Downside: they’re $795. Now, technically, I could go buy these shoes. I have the money to do it. But almost $800 for a pair of shoes? For only one pair? It’s hard to rationalize. Yes, I will wear them forever; no, my shoe size won’t change. But do I really need them?
For years I’ve been trying to justify purchasing this exact pair of shoes. Years. Just the fact that I’ve been thinking about it for that long leads me to believe that I should just buy them already, but I just haven’t convinced myself yet.
Fun fact: It takes me forever to make a big decision. I weigh out everything. The good thing is that, when I do finally make a decision, it’s always well founded and I never question or regret it.
This week was the week. I fought with myself, tossed aside my guilt, and finally decided to go to Nordstrom’s and get the damn shoes.
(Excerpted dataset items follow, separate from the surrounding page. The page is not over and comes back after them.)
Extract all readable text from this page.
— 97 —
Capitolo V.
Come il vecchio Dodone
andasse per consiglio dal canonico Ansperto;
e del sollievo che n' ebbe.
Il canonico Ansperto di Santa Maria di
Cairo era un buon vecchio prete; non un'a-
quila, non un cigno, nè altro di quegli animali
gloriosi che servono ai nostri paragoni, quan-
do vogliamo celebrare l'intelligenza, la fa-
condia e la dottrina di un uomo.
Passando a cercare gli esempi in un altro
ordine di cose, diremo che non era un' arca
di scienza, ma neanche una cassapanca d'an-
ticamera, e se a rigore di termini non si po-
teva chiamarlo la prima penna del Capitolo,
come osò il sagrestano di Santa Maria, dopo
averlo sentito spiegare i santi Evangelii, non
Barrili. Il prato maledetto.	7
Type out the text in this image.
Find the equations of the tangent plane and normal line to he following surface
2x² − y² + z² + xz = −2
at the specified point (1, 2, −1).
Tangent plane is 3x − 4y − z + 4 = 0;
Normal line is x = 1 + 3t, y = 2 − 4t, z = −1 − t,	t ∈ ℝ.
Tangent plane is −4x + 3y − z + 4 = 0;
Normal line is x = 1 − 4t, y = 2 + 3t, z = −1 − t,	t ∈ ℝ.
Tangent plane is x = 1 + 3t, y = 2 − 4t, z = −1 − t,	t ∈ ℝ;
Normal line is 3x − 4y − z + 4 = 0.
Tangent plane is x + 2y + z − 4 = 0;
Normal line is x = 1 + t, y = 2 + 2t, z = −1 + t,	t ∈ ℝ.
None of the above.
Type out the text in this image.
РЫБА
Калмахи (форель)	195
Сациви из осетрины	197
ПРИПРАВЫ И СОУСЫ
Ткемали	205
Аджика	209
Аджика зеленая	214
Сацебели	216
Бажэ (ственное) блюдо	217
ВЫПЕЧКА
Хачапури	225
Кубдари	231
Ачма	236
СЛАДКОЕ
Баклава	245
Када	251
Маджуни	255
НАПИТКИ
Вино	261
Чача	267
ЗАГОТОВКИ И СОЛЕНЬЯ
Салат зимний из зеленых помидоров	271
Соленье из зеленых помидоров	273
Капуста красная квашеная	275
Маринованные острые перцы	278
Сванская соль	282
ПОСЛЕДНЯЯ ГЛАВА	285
And I promptly stopped. I still hadn’t convinced myself to part with my $795 (not including tax!). So instead of thinking why I wanted these shoes (needed them, really), I started to think about what these shoes could do for me.
If you get a big screen TV, you can upgrade how you watch How I Met Your Mother. A professional camera can enhance the memories that you shoot, and even a fur coat will keep you warm. However, what can my red-soled shoes give me?
Honestly? Nothing. If I’m being brutally honest, I want people to look at me and notice my shoes. I want to go to an event and stand out. But why? I started wondering why I cared if people noticed my shoes and realized, well, I don’t. If people pay attention to me because I have red-soled shoes, that isn’t the company I care to keep. Nor people I care to converse with.
It’s tough to realize that your spending habits can be a reflection of how you perceive other people view you. It’s also difficult not to get caught up in comparing yourself to others. For your own sanity, don’t. You’ll find that the people who actually want to hang out don’t care if your shoes have red soles or not. If they do, it’s time to get new friends.